Another histogramming method captures the spatial correlation between colors. This approach is called color correlograms, and is related to the correlogram technique from spatial data analysis. A color correlogram for a given pair of colors (i,j) and a distance k contains the probability that a pixel with color i will be k pixels away from a pixel of color j. To reduce the storage requirements, they concentrate on autocorrelograms, where i=j.
Another histogramming method uses color histograms to recognize individual objects contained in an image by comparing the histogram of a query object with the histograms of the images in the database. For the best matches, a histogram backprojection is performed to segment the objects from their backgrounds. The histogram comparison using this method can be upset by a pixel in the background in two ways: (1) the pixel has the same color as one of the colors in the query object. (2) the number of pixels of that color in the object is less than the number of pixels of that color in the query object.
In sum, it remains desirable to have an efficient image retrieval system which allows for significant differences in the appearance of similar images, such as: rotation and translation of objects in the image; addition, occlusion and subtraction of objects in the image; and changes in camera viewpoint and magnification.
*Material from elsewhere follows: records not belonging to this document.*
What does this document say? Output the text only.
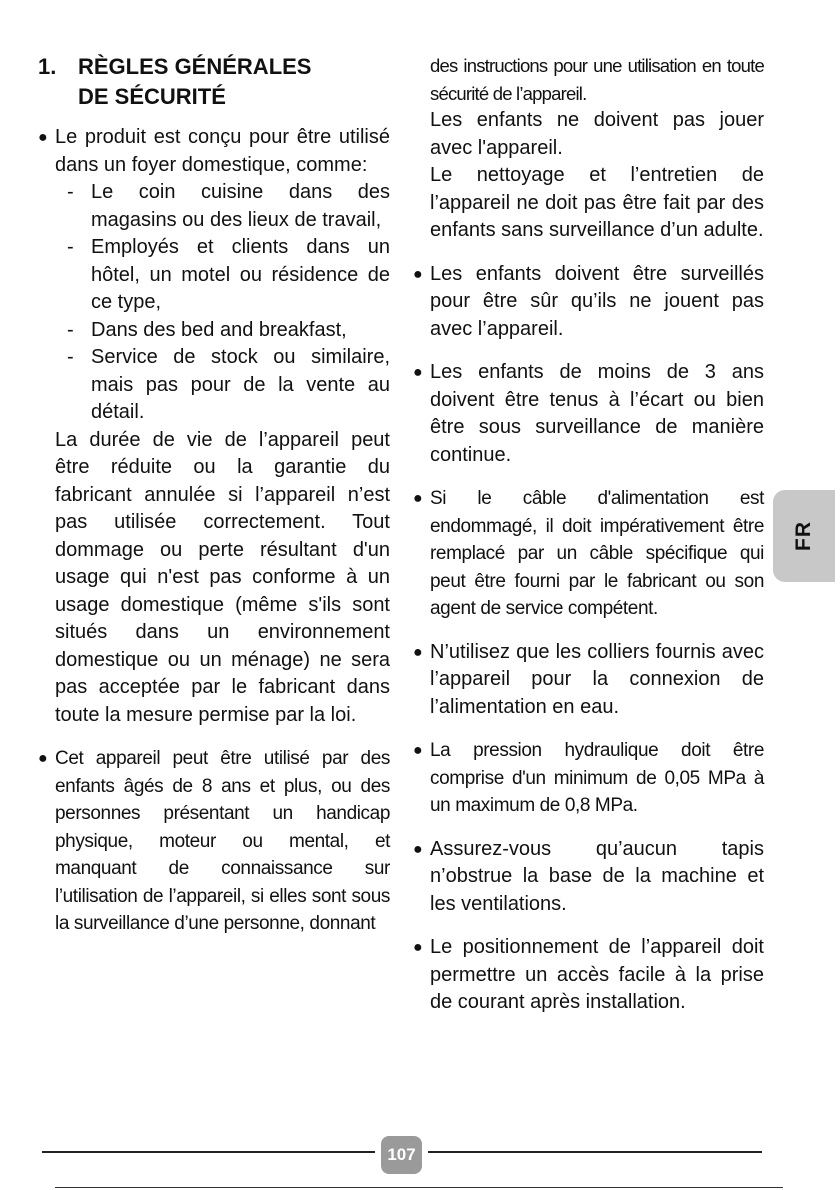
1. RÈGLES GÉNÉRALES
DE SÉCURITÉ
● Le produit est conçu pour être utilisé dans un foyer domestique, comme:
- Le coin cuisine dans des magasins ou des lieux de travail,
- Employés et clients dans un hôtel, un motel ou résidence de ce type,
- Dans des bed and breakfast,
- Service de stock ou similaire, mais pas pour de la vente au détail.
La durée de vie de l’appareil peut être réduite ou la garantie du fabricant annulée si l’appareil n’est pas utilisée correctement. Tout dommage ou perte résultant d'un usage qui n'est pas conforme à un usage domestique (même s'ils sont situés dans un environnement domestique ou un ménage) ne sera pas acceptée par le fabricant dans toute la mesure permise par la loi.
● Cet appareil peut être utilisé par des enfants âgés de 8 ans et plus, ou des personnes présentant un handicap physique, moteur ou mental, et manquant de connaissance sur l’utilisation de l’appareil, si elles sont sous la surveillance d’une personne, donnant
des instructions pour une utilisation en toute sécurité de l’appareil.
Les enfants ne doivent pas jouer avec l'appareil.
Le nettoyage et l’entretien de l’appareil ne doit pas être fait par des enfants sans surveillance d’un adulte.
● Les enfants doivent être surveillés pour être sûr qu’ils ne jouent pas avec l’appareil.
● Les enfants de moins de 3 ans doivent être tenus à l’écart ou bien être sous surveillance de manière continue.
● Si le câble d'alimentation est endommagé, il doit impérativement être remplacé par un câble spécifique qui peut être fourni par le fabricant ou son agent de service compétent.
● N’utilisez que les colliers fournis avec l’appareil pour la connexion de l’alimentation en eau.
● La pression hydraulique doit être comprise d'un minimum de 0,05 MPa à un maximum de 0,8 MPa.
● Assurez-vous qu’aucun tapis n’obstrue la base de la machine et les ventilations.
● Le positionnement de l’appareil doit permettre un accès facile à la prise de courant après installation.
FR
107
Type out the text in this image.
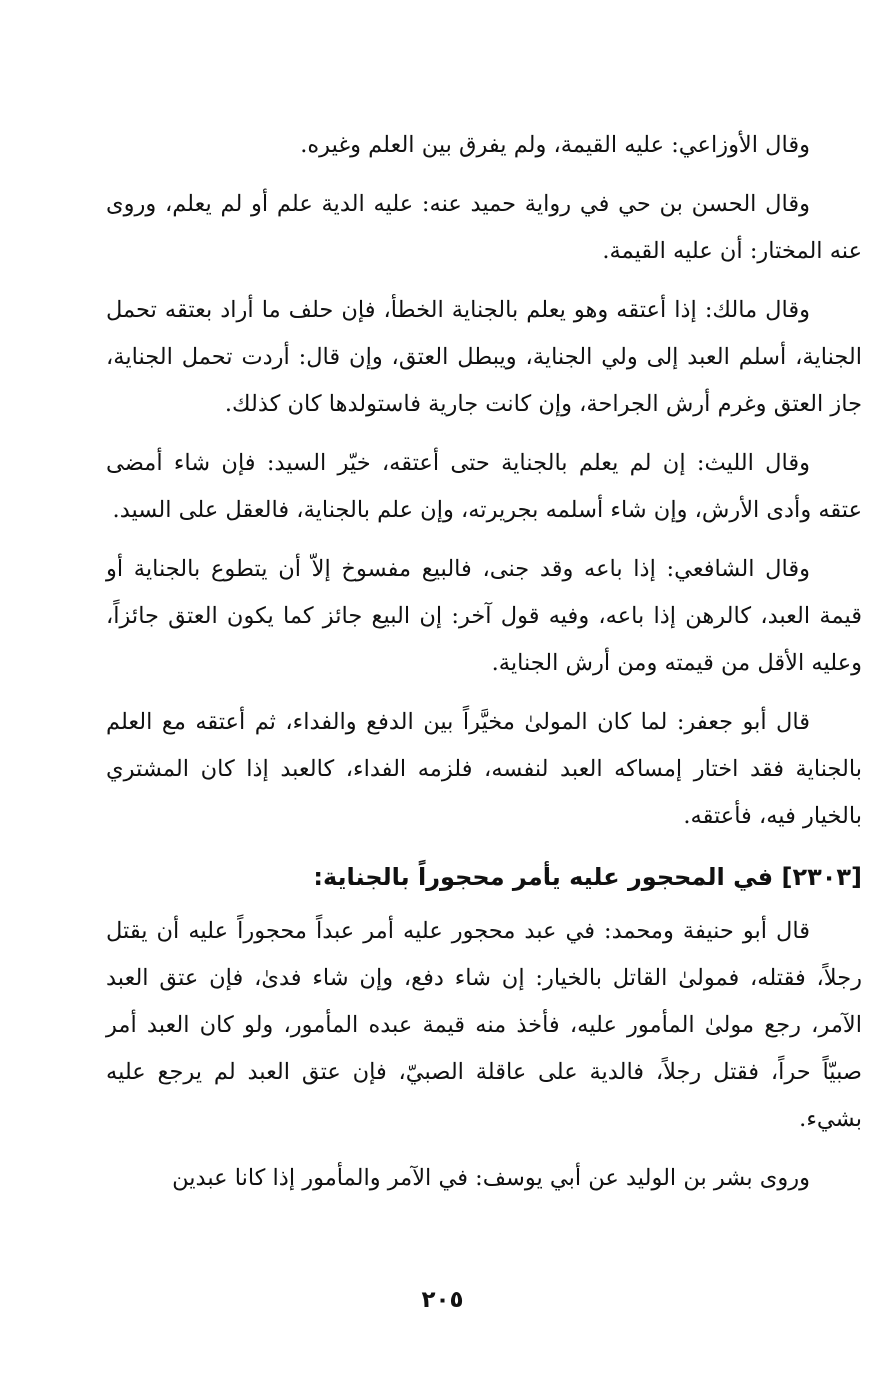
وقال الأوزاعي: عليه القيمة، ولم يفرق بين العلم وغيره.

وقال الحسن بن حي في رواية حميد عنه: عليه الدية علم أو لم يعلم، وروى عنه المختار: أن عليه القيمة.

وقال مالك: إذا أعتقه وهو يعلم بالجناية الخطأ، فإن حلف ما أراد بعتقه تحمل الجناية، أسلم العبد إلى ولي الجناية، ويبطل العتق، وإن قال: أردت تحمل الجناية، جاز العتق وغرم أرش الجراحة، وإن كانت جارية فاستولدها كان كذلك.

وقال الليث: إن لم يعلم بالجناية حتى أعتقه، خيّر السيد: فإن شاء أمضى عتقه وأدى الأرش، وإن شاء أسلمه بجريرته، وإن علم بالجناية، فالعقل على السيد.

وقال الشافعي: إذا باعه وقد جنى، فالبيع مفسوخ إلاّ أن يتطوع بالجناية أو قيمة العبد، كالرهن إذا باعه، وفيه قول آخر: إن البيع جائز كما يكون العتق جائزاً، وعليه الأقل من قيمته ومن أرش الجناية.

قال أبو جعفر: لما كان المولىٰ مخيَّراً بين الدفع والفداء، ثم أعتقه مع العلم بالجناية فقد اختار إمساكه العبد لنفسه، فلزمه الفداء، كالعبد إذا كان المشتري بالخيار فيه، فأعتقه.

[٢٣٠٣] في المحجور عليه يأمر محجوراً بالجناية:

قال أبو حنيفة ومحمد: في عبد محجور عليه أمر عبداً محجوراً عليه أن يقتل رجلاً، فقتله، فمولىٰ القاتل بالخيار: إن شاء دفع، وإن شاء فدىٰ، فإن عتق العبد الآمر، رجع مولىٰ المأمور عليه، فأخذ منه قيمة عبده المأمور، ولو كان العبد أمر صبيّاً حراً، فقتل رجلاً، فالدية على عاقلة الصبيّ، فإن عتق العبد لم يرجع عليه بشيء.

وروى بشر بن الوليد عن أبي يوسف: في الآمر والمأمور إذا كانا عبدين

٢٠٥
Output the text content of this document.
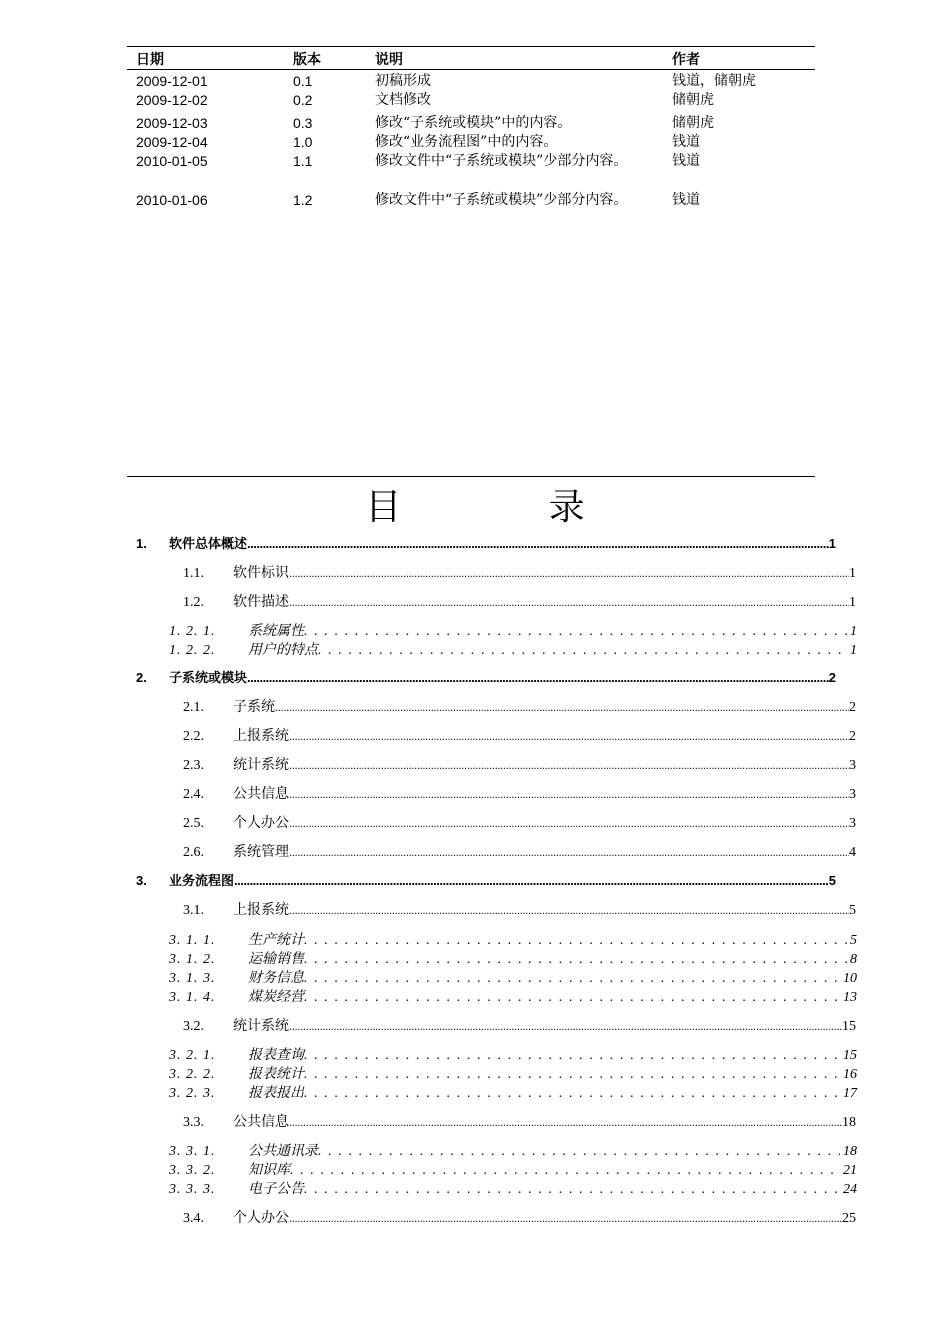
日期	版本	说明	作者
2009-12-01	0.1	初稿形成	钱道，储朝虎
2009-12-02	0.2	文档修改	储朝虎
2009-12-03	0.3	修改“子系统或模块”中的内容。	储朝虎
2009-12-04	1.0	修改“业务流程图”中的内容。	钱道
2010-01-05	1.1	修改文件中“子系统或模块”少部分内容。	钱道
2010-01-06	1.2	修改文件中“子系统或模块”少部分内容。	钱道
目 录
1.	软件总体概述 .....	1
1.1.	软件标识 .....	1
1.2.	软件描述 .....	1
1. 2. 1.	系统属性 . . .	1
1. 2. 2.	用户的特点 . . .	1
2.	子系统或模块 .....	2
2.1.	子系统 .....	2
2.2.	上报系统 .....	2
2.3.	统计系统 .....	3
2.4.	公共信息 .....	3
2.5.	个人办公 .....	3
2.6.	系统管理 .....	4
3.	业务流程图 .....	5
3.1.	上报系统 .....	5
3. 1. 1.	生产统计 . . .	5
3. 1. 2.	运输销售 . . .	8
3. 1. 3.	财务信息 . . .	10
3. 1. 4.	煤炭经营 . . .	13
3.2.	统计系统 .....	15
3. 2. 1.	报表查询 . . .	15
3. 2. 2.	报表统计 . . .	16
3. 2. 3.	报表报出 . . .	17
3.3.	公共信息 .....	18
3. 3. 1.	公共通讯录 . . .	18
3. 3. 2.	知识库 . . .	21
3. 3. 3.	电子公告 . . .	24
3.4.	个人办公 .....	25
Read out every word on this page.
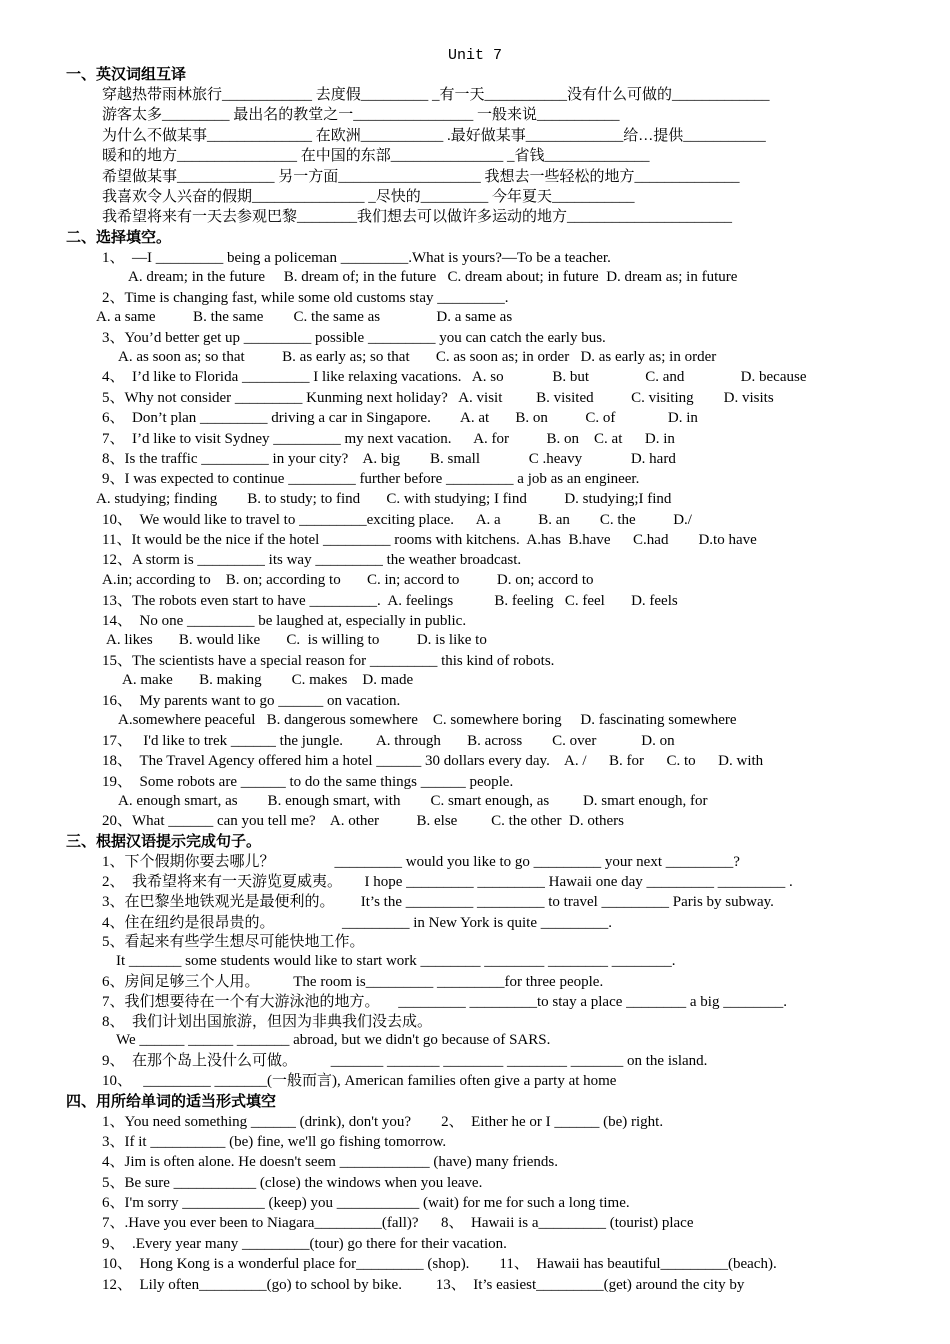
Unit 7
一、英汉词组互译
穿越热带雨林旅行____________ 去度假_________ _有一天___________没有什么可做的_____________
游客太多_________ 最出名的教堂之一________________ 一般来说___________
为什么不做某事______________ 在欧洲___________ .最好做某事_____________给…提供___________
暖和的地方________________ 在中国的东部_______________ _省钱______________
希望做某事_____________ 另一方面___________________ 我想去一些轻松的地方______________
我喜欢令人兴奋的假期_______________ _尽快的_________ 今年夏天___________
我希望将来有一天去参观巴黎________我们想去可以做许多运动的地方______________________
二、选择填空。
1、  —I _________ being a policeman _________.What is yours?—To be a teacher.
A. dream; in the future     B. dream of; in the future   C. dream about; in future  D. dream as; in future
2、Time is changing fast, while some old customs stay _________.
A. a same          B. the same        C. the same as               D. a same as
3、You’d better get up _________ possible _________ you can catch the early bus.
A. as soon as; so that          B. as early as; so that       C. as soon as; in order   D. as early as; in order
4、  I’d like to Florida _________ I like relaxing vacations.   A. so             B. but               C. and               D. because
5、Why not consider _________ Kunming next holiday?   A. visit         B. visited          C. visiting        D. visits
6、  Don’t plan _________ driving a car in Singapore.        A. at       B. on          C. of              D. in
7、  I’d like to visit Sydney _________ my next vacation.      A. for          B. on    C. at      D. in
8、Is the traffic _________ in your city?    A. big        B. small             C .heavy             D. hard
9、I was expected to continue _________ further before _________ a job as an engineer.
A. studying; finding        B. to study; to find       C. with studying; I find          D. studying;I find
10、  We would like to travel to _________exciting place.      A. a          B. an        C. the          D./
11、It would be the nice if the hotel _________ rooms with kitchens.  A.has  B.have      C.had        D.to have
12、A storm is _________ its way _________ the weather broadcast.
A.in; according to    B. on; according to       C. in; accord to          D. on; accord to
13、The robots even start to have _________.  A. feelings           B. feeling   C. feel       D. feels
14、  No one _________ be laughed at, especially in public.
A. likes       B. would like       C.  is willing to          D. is like to
15、The scientists have a special reason for _________ this kind of robots.
A. make       B. making        C. makes    D. made
16、  My parents want to go ______ on vacation.
A.somewhere peaceful   B. dangerous somewhere    C. somewhere boring     D. fascinating somewhere
17、   I'd like to trek ______ the jungle.         A. through       B. across        C. over            D. on
18、  The Travel Agency offered him a hotel ______ 30 dollars every day.    A. /      B. for      C. to      D. with
19、  Some robots are ______ to do the same things ______ people.
A. enough smart, as        B. enough smart, with        C. smart enough, as         D. smart enough, for
20、What ______ can you tell me?    A. other          B. else         C. the other  D. others
三、根据汉语提示完成句子。
1、下个假期你要去哪儿？                _________ would you like to go _________ your next _________?
2、  我希望将来有一天游览夏威夷。      I hope _________ _________ Hawaii one day _________ _________ .
3、在巴黎坐地铁观光是最便利的。       It’s the _________ _________ to travel _________ Paris by subway.
4、住在纽约是很昂贵的。                  _________ in New York is quite _________.
5、看起来有些学生想尽可能快地工作。
It _______ some students would like to start work ________ ________ ________ ________.
6、房间足够三个人用。         The room is_________ _________for three people.
7、我们想要待在一个有大游泳池的地方。     _________ _________to stay a place ________ a big ________.
8、  我们计划出国旅游，但因为非典我们没去成。
We ______ ______ _______ abroad, but we didn't go because of SARS.
9、  在那个岛上没什么可做。         _______ _______ ________ ________ _______ on the island.
10、   _________ _______(一般而言), American families often give a party at home
四、用所给单词的适当形式填空
1、You need something ______ (drink), don't you?        2、  Either he or I ______ (be) right.
3、If it __________ (be) fine, we'll go fishing tomorrow.
4、Jim is often alone. He doesn't seem ____________ (have) many friends.
5、Be sure ___________ (close) the windows when you leave.
6、I'm sorry ___________ (keep) you ___________ (wait) for me for such a long time.
7、.Have you ever been to Niagara_________(fall)?      8、  Hawaii is a_________ (tourist) place
9、  .Every year many _________(tour) go there for their vacation.
10、  Hong Kong is a wonderful place for_________ (shop).        11、  Hawaii has beautiful_________(beach).
12、  Lily often_________(go) to school by bike.         13、  It’s easiest_________(get) around the city by
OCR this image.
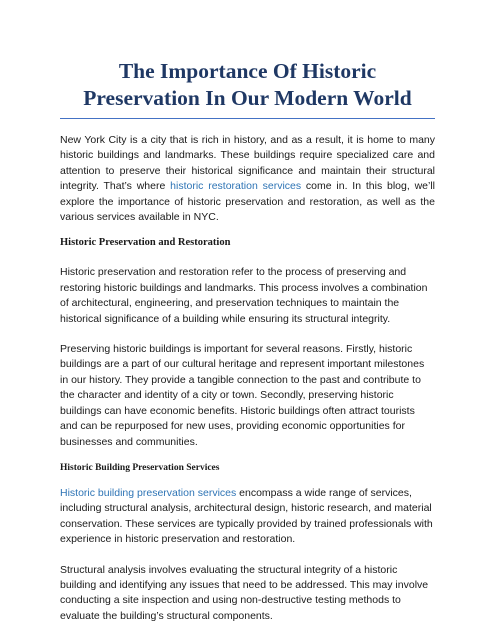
The Importance Of Historic
Preservation In Our Modern World

New York City is a city that is rich in history, and as a result, it is home to many historic buildings and landmarks. These buildings require specialized care and attention to preserve their historical significance and maintain their structural integrity. That’s where historic restoration services come in. In this blog, we’ll explore the importance of historic preservation and restoration, as well as the various services available in NYC.

Historic Preservation and Restoration

Historic preservation and restoration refer to the process of preserving and restoring historic buildings and landmarks. This process involves a combination of architectural, engineering, and preservation techniques to maintain the historical significance of a building while ensuring its structural integrity.

Preserving historic buildings is important for several reasons. Firstly, historic buildings are a part of our cultural heritage and represent important milestones in our history. They provide a tangible connection to the past and contribute to the character and identity of a city or town. Secondly, preserving historic buildings can have economic benefits. Historic buildings often attract tourists and can be repurposed for new uses, providing economic opportunities for businesses and communities.

Historic Building Preservation Services

Historic building preservation services encompass a wide range of services, including structural analysis, architectural design, historic research, and material conservation. These services are typically provided by trained professionals with experience in historic preservation and restoration.

Structural analysis involves evaluating the structural integrity of a historic building and identifying any issues that need to be addressed. This may involve conducting a site inspection and using non-destructive testing methods to evaluate the building’s structural components.
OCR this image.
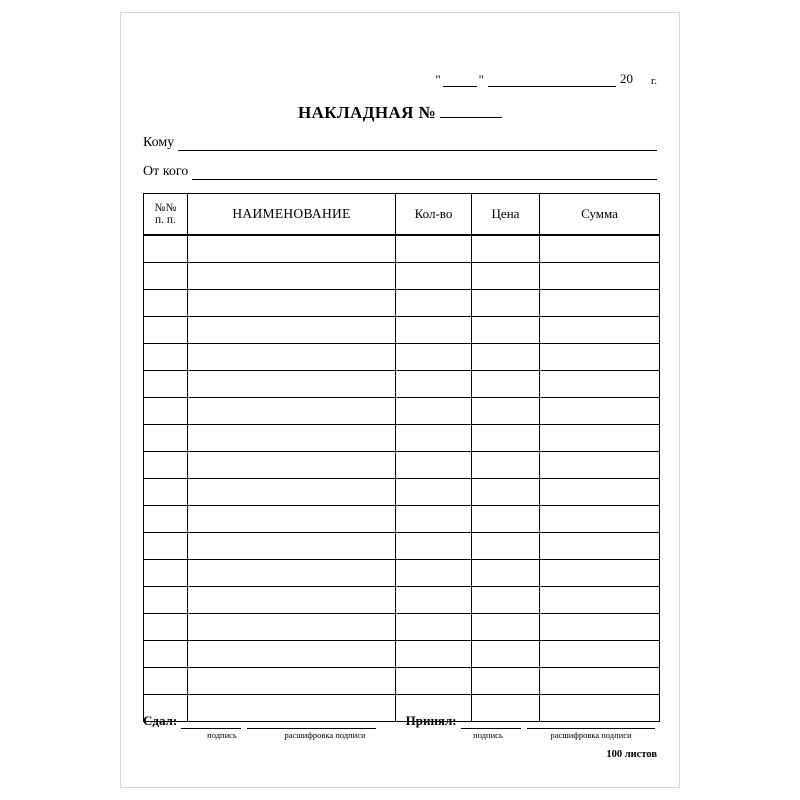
"	"	20	г.
НАКЛАДНАЯ №
Кому
От кого
№№
п. п.	НАИМЕНОВАНИЕ	Кол-во	Цена	Сумма

Сдал:	Принял:
подпись	расшифровка подписи	подпись	расшифровка подписи
100 листов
It is also important that the image summary phase be efficient in order to handle large imagery collections.
It is an object of the present invention to provide a method and apparatus to perform efficient data object comparisons based on data object content.
It is an object of the present invention to provide a method and apparatus to perform efficient image comparisons based on image content.
It is another object of the present invention to provide a method and apparatus to perform image retrieval which allows for significant differences in the appearance of images having similar content.
It is another object of the present invention to provide a method and apparatus to perform image object retrieval, in which similar objects within images may be identified allowing for significant differences in the appearance of images having similar content.